We’ve seen the labor gap growing as Baby Boomers retire from the workforce in droves, taking with them years of honed skills and expertise. It has been predicted that in the United States alone, manufacturers will be facing a staggering 2.1 million unfilled jobs by 2030. And they are already feeling the strain. Consider the results of a 2021 survey of both US manufacturers and multinational manufacturers with a US presence conducted by the Workforce Institute at UKG: nearly 63% reported difficulties in filling critical labor gaps, with another 23% emphasizing serious struggles.

So, to keep operations running effectively and thriving in a highly competitive marketplace, manufacturers need to attract a new wave of workers. It’s here that investments in digital technology will be key.

Tackling manufacturing misconceptions

When it comes to recruiting the best and brightest, manufacturers are often hindered by preconceived notions about the industry. Many still perceive manufacturing careers to be physically demanding, dirty or even dangerous. Millennials looking for professional advancement and Gen-Zers entering the workforce show declining interest in what they perceive as a “blue collar” path.

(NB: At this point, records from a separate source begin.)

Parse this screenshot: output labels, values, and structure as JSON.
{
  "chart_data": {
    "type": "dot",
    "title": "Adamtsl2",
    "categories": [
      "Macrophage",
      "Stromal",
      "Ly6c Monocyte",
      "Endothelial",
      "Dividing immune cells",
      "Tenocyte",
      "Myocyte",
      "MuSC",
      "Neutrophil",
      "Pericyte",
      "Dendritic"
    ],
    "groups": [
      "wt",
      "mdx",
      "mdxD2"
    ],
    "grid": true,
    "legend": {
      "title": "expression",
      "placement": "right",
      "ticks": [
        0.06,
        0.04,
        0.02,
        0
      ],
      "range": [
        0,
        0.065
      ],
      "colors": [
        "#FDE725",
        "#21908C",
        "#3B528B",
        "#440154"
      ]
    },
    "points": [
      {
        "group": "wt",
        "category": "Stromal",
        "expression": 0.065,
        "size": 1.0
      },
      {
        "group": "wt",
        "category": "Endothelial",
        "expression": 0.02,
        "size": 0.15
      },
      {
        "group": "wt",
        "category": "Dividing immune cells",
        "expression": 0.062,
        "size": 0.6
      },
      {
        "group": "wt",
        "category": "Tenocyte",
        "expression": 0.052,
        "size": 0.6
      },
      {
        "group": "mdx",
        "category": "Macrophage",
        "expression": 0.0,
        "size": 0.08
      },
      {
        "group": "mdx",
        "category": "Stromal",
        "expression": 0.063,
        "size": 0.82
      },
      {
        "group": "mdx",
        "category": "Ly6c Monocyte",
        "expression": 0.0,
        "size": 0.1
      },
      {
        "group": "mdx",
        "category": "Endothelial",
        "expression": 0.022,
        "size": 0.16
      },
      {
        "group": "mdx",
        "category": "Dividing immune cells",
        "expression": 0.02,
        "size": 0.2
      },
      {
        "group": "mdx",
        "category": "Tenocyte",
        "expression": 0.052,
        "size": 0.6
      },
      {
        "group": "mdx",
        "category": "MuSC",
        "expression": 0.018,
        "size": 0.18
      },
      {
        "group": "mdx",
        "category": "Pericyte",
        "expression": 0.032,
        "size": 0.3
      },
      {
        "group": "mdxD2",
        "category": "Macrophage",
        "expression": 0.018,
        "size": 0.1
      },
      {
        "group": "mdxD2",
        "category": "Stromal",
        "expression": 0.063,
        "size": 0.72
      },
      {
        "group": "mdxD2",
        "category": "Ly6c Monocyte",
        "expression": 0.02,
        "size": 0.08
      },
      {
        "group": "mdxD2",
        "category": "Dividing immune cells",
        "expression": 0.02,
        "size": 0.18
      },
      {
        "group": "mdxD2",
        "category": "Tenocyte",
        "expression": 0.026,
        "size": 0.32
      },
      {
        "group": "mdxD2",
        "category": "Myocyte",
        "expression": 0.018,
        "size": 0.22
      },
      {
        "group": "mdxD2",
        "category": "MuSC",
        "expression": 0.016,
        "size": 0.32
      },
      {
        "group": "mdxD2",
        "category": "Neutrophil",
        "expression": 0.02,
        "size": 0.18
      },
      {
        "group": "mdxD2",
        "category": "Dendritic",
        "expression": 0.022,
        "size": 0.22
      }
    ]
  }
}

These generations have grown up with technology as an integral part of their everyday lives. They easily adapt to new tech advancements and are accustomed to the convenience of the digital era. With just a click of a mouse or a tap of a screen, they can instantly access any information they need or connect with anyone from anywhere in the world. This extends to the workplace, where they expect the very same digitally enabled experience. 

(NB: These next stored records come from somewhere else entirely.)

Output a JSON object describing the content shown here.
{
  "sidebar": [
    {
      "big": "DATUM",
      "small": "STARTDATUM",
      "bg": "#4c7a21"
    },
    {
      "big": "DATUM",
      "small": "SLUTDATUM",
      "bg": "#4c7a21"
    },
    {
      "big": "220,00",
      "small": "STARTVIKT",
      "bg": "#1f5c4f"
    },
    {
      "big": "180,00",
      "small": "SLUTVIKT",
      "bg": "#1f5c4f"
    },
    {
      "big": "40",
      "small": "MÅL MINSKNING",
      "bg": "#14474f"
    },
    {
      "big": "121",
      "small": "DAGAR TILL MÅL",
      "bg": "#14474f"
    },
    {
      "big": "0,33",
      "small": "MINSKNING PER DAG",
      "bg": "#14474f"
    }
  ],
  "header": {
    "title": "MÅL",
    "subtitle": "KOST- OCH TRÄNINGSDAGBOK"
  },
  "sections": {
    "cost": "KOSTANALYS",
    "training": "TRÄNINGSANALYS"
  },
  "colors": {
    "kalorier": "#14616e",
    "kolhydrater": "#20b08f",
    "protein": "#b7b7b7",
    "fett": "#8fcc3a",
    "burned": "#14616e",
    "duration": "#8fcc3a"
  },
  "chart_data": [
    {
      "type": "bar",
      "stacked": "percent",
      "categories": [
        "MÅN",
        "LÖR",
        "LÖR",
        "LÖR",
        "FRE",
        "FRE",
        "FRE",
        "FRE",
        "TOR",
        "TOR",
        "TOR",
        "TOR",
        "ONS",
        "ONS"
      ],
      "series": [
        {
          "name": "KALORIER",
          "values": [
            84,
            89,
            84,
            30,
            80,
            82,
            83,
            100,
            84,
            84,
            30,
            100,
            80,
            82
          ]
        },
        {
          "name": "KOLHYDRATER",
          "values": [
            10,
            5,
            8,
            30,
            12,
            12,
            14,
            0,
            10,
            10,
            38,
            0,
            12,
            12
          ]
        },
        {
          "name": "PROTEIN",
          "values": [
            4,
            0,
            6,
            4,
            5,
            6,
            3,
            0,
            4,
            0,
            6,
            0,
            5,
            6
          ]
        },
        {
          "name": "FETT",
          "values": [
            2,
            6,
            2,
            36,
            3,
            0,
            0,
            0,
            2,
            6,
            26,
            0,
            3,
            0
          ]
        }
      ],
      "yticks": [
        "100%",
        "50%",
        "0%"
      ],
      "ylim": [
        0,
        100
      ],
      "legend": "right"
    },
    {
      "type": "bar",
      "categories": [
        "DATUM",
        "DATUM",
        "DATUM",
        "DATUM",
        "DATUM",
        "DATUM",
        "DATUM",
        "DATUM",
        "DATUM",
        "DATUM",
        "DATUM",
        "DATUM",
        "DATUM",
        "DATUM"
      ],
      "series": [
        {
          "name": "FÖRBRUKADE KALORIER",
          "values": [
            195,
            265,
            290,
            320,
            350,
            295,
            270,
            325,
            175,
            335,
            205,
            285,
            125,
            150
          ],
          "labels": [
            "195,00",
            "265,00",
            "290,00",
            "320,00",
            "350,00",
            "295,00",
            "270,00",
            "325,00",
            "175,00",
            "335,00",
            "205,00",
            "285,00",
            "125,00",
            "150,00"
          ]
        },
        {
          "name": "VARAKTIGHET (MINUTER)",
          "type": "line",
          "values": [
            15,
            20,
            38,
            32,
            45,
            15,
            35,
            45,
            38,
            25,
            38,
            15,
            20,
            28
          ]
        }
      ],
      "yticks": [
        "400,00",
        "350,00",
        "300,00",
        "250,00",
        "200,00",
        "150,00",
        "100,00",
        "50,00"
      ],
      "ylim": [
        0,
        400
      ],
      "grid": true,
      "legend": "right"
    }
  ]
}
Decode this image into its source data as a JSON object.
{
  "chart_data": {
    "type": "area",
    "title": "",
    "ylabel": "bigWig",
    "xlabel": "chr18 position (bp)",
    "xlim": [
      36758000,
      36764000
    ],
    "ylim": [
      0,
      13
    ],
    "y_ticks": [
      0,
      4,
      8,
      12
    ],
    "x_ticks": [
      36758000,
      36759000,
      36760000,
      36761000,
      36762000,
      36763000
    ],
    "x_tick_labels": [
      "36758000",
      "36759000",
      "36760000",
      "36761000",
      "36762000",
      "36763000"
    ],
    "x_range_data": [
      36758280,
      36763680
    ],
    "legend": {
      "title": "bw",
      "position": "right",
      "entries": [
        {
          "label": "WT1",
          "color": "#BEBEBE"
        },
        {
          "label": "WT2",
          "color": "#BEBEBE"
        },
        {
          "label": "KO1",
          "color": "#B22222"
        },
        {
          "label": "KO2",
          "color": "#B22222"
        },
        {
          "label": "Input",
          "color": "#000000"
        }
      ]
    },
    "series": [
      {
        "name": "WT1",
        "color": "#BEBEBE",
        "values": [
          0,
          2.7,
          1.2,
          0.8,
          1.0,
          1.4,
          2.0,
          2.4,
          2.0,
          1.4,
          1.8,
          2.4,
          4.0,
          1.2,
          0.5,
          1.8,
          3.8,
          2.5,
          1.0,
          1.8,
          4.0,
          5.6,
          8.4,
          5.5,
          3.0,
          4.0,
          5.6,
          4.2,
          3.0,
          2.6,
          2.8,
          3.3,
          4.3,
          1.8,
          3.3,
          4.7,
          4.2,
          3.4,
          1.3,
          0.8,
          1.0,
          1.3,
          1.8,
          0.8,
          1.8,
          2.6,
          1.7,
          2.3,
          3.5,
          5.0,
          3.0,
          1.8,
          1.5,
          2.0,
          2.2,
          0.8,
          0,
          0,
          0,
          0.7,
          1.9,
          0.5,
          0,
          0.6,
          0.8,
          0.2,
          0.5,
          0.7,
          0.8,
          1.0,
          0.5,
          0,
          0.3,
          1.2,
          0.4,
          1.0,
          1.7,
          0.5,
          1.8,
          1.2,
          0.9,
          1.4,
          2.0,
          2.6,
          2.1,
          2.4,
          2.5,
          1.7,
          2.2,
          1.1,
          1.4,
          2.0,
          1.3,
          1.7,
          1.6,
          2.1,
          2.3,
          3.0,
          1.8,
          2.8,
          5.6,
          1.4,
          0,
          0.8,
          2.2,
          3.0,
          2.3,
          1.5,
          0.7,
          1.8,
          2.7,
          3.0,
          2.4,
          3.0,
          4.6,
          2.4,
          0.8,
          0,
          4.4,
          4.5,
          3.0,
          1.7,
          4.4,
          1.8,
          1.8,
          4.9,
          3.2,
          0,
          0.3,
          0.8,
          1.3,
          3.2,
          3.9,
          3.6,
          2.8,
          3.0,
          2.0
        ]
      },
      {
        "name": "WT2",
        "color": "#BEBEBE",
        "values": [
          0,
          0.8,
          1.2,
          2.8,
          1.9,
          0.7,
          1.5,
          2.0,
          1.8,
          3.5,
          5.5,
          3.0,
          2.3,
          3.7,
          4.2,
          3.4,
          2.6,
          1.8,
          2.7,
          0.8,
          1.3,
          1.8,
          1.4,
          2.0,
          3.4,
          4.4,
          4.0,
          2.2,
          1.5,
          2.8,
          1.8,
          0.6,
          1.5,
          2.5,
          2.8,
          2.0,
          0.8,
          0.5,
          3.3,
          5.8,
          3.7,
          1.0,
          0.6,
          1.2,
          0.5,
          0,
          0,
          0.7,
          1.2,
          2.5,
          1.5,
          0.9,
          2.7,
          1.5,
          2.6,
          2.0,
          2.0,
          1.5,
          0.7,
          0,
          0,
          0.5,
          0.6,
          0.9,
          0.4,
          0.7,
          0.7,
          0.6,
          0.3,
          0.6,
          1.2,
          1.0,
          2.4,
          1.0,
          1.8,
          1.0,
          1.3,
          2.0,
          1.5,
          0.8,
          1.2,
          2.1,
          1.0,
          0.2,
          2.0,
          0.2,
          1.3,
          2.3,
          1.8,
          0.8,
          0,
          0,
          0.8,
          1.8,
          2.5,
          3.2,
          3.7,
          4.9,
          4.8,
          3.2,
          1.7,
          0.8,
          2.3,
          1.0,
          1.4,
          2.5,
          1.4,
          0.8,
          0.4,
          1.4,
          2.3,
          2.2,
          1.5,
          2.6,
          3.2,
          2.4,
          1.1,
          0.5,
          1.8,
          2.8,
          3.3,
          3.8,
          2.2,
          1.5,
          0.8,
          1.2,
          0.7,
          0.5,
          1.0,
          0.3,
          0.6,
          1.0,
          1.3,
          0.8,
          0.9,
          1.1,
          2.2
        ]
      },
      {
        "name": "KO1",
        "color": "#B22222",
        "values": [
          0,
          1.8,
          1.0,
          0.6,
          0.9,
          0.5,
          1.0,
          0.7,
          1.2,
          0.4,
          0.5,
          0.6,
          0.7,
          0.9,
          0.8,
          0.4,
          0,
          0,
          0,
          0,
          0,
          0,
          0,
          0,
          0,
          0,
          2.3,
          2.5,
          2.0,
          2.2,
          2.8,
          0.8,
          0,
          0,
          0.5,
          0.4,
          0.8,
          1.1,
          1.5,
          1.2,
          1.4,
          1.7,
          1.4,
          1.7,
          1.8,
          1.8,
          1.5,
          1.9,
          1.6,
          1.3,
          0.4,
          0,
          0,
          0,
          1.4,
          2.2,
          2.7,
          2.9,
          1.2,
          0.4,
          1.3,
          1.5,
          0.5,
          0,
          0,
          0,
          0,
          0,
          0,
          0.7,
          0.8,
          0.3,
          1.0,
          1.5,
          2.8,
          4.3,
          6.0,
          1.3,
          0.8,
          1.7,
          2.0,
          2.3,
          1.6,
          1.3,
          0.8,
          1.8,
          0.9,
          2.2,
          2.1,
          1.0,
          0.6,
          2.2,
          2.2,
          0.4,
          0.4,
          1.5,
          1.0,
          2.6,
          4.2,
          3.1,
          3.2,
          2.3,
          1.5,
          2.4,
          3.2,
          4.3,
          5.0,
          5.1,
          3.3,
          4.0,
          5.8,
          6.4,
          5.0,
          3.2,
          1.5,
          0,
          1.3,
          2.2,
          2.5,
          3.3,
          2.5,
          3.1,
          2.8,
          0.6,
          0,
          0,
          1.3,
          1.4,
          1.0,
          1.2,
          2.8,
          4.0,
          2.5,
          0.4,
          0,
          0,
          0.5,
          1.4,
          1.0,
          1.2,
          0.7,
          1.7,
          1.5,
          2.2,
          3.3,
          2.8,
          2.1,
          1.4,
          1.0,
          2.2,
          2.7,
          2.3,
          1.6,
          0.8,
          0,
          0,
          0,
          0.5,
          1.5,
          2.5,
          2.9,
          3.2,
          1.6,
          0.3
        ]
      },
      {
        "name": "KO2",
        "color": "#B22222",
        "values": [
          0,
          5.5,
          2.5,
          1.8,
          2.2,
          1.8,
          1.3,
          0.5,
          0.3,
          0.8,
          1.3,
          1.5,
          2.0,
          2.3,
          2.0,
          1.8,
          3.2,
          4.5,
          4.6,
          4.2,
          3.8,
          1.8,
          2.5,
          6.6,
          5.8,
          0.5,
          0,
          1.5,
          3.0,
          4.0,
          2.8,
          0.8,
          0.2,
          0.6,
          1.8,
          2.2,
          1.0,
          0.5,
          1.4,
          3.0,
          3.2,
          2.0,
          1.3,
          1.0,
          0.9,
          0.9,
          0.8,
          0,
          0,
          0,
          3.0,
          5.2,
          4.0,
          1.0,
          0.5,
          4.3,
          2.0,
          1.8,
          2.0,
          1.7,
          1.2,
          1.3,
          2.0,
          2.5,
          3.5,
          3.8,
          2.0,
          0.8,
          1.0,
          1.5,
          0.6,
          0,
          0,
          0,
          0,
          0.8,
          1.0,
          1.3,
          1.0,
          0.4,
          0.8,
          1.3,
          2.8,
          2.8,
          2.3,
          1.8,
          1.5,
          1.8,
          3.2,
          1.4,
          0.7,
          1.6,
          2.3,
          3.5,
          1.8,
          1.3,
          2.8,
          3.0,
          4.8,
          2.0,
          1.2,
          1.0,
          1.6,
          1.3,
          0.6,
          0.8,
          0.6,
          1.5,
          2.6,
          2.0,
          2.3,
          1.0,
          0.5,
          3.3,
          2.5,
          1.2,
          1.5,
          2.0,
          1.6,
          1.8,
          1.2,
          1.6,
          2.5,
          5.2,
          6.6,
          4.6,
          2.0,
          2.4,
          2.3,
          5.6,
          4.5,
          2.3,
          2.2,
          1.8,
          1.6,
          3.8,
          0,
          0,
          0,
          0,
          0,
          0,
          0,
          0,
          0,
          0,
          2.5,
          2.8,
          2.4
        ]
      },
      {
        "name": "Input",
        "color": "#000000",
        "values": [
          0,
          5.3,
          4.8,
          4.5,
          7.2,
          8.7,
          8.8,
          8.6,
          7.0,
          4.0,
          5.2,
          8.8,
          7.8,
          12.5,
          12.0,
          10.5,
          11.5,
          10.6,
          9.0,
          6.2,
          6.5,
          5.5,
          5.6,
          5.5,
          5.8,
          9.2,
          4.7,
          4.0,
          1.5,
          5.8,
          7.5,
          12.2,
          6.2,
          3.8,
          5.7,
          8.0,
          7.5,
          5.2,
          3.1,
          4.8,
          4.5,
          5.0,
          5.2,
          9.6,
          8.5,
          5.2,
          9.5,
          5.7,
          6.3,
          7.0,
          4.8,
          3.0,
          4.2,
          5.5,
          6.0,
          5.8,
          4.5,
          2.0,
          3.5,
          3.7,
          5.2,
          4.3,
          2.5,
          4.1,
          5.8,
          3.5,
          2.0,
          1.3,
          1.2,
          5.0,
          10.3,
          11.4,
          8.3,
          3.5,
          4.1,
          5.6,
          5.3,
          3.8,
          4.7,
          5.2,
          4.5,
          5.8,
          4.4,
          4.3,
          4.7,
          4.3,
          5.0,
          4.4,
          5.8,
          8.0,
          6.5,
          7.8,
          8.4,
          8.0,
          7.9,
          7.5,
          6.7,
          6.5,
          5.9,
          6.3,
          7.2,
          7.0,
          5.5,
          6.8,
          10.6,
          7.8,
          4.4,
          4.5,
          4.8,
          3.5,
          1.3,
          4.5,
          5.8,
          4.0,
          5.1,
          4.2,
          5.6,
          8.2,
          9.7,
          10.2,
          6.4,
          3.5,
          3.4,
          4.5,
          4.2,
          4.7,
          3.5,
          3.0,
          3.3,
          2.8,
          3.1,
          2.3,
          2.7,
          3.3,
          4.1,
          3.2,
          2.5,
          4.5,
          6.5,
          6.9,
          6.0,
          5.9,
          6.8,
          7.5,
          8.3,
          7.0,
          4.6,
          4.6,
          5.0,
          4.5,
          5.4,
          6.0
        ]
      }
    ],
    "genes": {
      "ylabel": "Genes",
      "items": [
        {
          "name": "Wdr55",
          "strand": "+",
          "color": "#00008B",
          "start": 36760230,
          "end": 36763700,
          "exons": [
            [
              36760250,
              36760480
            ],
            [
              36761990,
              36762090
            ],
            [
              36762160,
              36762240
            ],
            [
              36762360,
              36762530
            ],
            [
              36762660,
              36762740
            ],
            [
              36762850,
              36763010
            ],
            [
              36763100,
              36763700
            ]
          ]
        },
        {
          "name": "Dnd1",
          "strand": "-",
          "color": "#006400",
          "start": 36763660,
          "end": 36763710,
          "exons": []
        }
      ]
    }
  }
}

Providing cutting-edge technology

Fortunately, significant strides are being made toward building the smart factory of the future—one that’s powered by advanced technologies and data-driven intelligence, rather than merely sweat and labor. Organizations that lead the way in digital transformation will be poised to position themselves as high-tech organizations filled with enticing career opportunities.

A great example to illustrate my point comes from the realm of quality management—one of the most critical roles to fill in a manufacturing organization. Manufacturers have traditionally collected data manually and used paper for record-keeping and analysis. But talented young jobseekers are simply not going to be attracted to a position where they’d spend their workday deciphering data hastily scrawled on a paper checklist or combing through thousands of spreadsheets.

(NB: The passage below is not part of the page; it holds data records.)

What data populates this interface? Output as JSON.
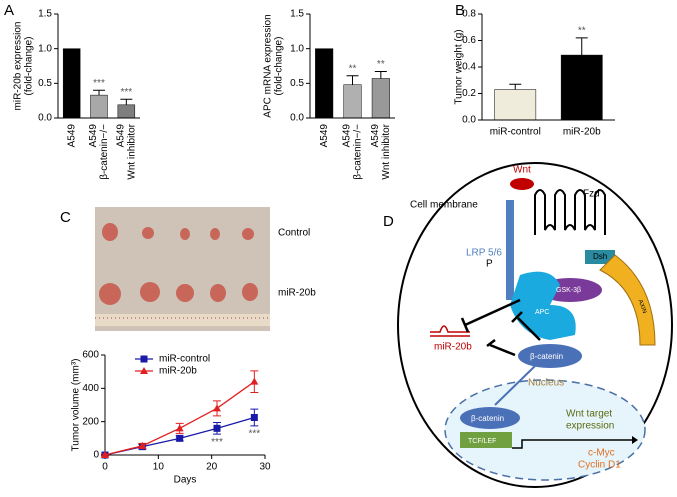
{
  "panels": [
    "A",
    "B",
    "C",
    "D"
  ],
  "chart_data": [
    {
      "type": "bar",
      "ylabel": [
        "miR-20b expression",
        "(fold-change)"
      ],
      "categories": [
        [
          "A549"
        ],
        [
          "A549",
          "β-catenin−/−"
        ],
        [
          "A549",
          "Wnt inhibitor"
        ]
      ],
      "values": [
        1.0,
        0.33,
        0.19
      ],
      "errors": [
        null,
        0.07,
        0.08
      ],
      "colors": [
        "#000000",
        "#a8a8a8",
        "#7f7f7f"
      ],
      "annotations": [
        null,
        "***",
        "***"
      ],
      "ylim": [
        0,
        1.5
      ],
      "yticks": [
        {
          "value": 0,
          "label": "0.0"
        },
        0.5,
        {
          "value": 1,
          "label": "1.0"
        },
        1.5
      ]
    },
    {
      "type": "bar",
      "ylabel": [
        "APC mRNA expression",
        "(fold-change)"
      ],
      "categories": [
        [
          "A549"
        ],
        [
          "A549",
          "β-catenin−/−"
        ],
        [
          "A549",
          "Wnt inhibitor"
        ]
      ],
      "values": [
        1.0,
        0.48,
        0.57
      ],
      "errors": [
        null,
        0.13,
        0.1
      ],
      "colors": [
        "#000000",
        "#b0b0b0",
        "#999999"
      ],
      "annotations": [
        null,
        "**",
        "**"
      ],
      "ylim": [
        0,
        1.5
      ],
      "yticks": [
        {
          "value": 0,
          "label": "0.0"
        },
        0.5,
        {
          "value": 1,
          "label": "1.0"
        },
        1.5
      ]
    },
    {
      "type": "bar",
      "ylabel": [
        "Tumor weight (g)"
      ],
      "categories": [
        [
          "miR-control"
        ],
        [
          "miR-20b"
        ]
      ],
      "values": [
        0.23,
        0.49
      ],
      "errors": [
        0.04,
        0.13
      ],
      "colors": [
        "#f0ecdc",
        "#000000"
      ],
      "annotations": [
        null,
        "**"
      ],
      "ylim": [
        0,
        0.8
      ],
      "yticks": [
        {
          "value": 0,
          "label": "0.0"
        },
        0.2,
        0.4,
        0.6,
        0.8
      ]
    },
    {
      "type": "line",
      "ylabel": [
        "Tumor volume (mm³)"
      ],
      "xlabel": "Days",
      "x": [
        0,
        7,
        14,
        21,
        28
      ],
      "series": [
        {
          "name": "miR-control",
          "color": "#1a1aa8",
          "marker": "square",
          "values": [
            0,
            50,
            100,
            160,
            225
          ],
          "errors": [
            5,
            15,
            15,
            35,
            50
          ]
        },
        {
          "name": "miR-20b",
          "color": "#e02020",
          "marker": "triangle",
          "values": [
            0,
            55,
            160,
            280,
            440
          ],
          "errors": [
            5,
            15,
            30,
            45,
            65
          ]
        }
      ],
      "annotations": [
        "***",
        "***"
      ],
      "annotation_x": [
        21,
        28
      ],
      "xlim": [
        0,
        30
      ],
      "xticks": [
        0,
        10,
        20,
        30
      ],
      "ylim": [
        0,
        600
      ],
      "yticks": [
        0,
        200,
        400,
        600
      ]
    }
  ],
  "photo": {
    "labels": [
      "Control",
      "miR-20b"
    ]
  },
  "diagram": {
    "wnt": "Wnt",
    "fzd": "Fzd",
    "membrane": "Cell membrane",
    "lrp": "LRP 5/6",
    "p": "P",
    "dsh": "Dsh",
    "gsk": "GSK-3β",
    "axin": "AXIN",
    "apc": "APC",
    "mir": "miR-20b",
    "bcat1": "β-catenin",
    "nucleus": "Nucleus",
    "bcat2": "β-catenin",
    "tcf": "TCF/LEF",
    "target": [
      "Wnt target",
      "expression"
    ],
    "genes": [
      "c-Myc",
      "Cyclin D1"
    ]
  }
}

Instead, forward-thinking manufacturers are offering mobile, digital tools that empower quality teams to work efficiently and generate real business value. Cloud-based quality-management software, for instance, is a user-friendly, engaging tool for quality professionals. Data can be automatically collected, aggregated and then sliced and diced with an array of advanced, intuitive analysis tools. Quality teams can thereby gain instant insights into process performance and uncover improvement opportunities that drive tangible business results. Offering digital tools will attract up-and-coming quality professionals, not to mention make training a breeze once they are brought on board.

Investing for the future

Building the next generation of the workforce will come down to forging the connection between digital technologies and the manufacturing plant floor. New tech-savvy talent will be needed to not only carry on the legacy of previous generations, but also power the industry forward with their own fresh perspectives. Manufacturers that embrace digital transformation now will be those that drive even greater innovation in the years to come.


Jason Chester is director of global channel programs for InfinityQS International Inc.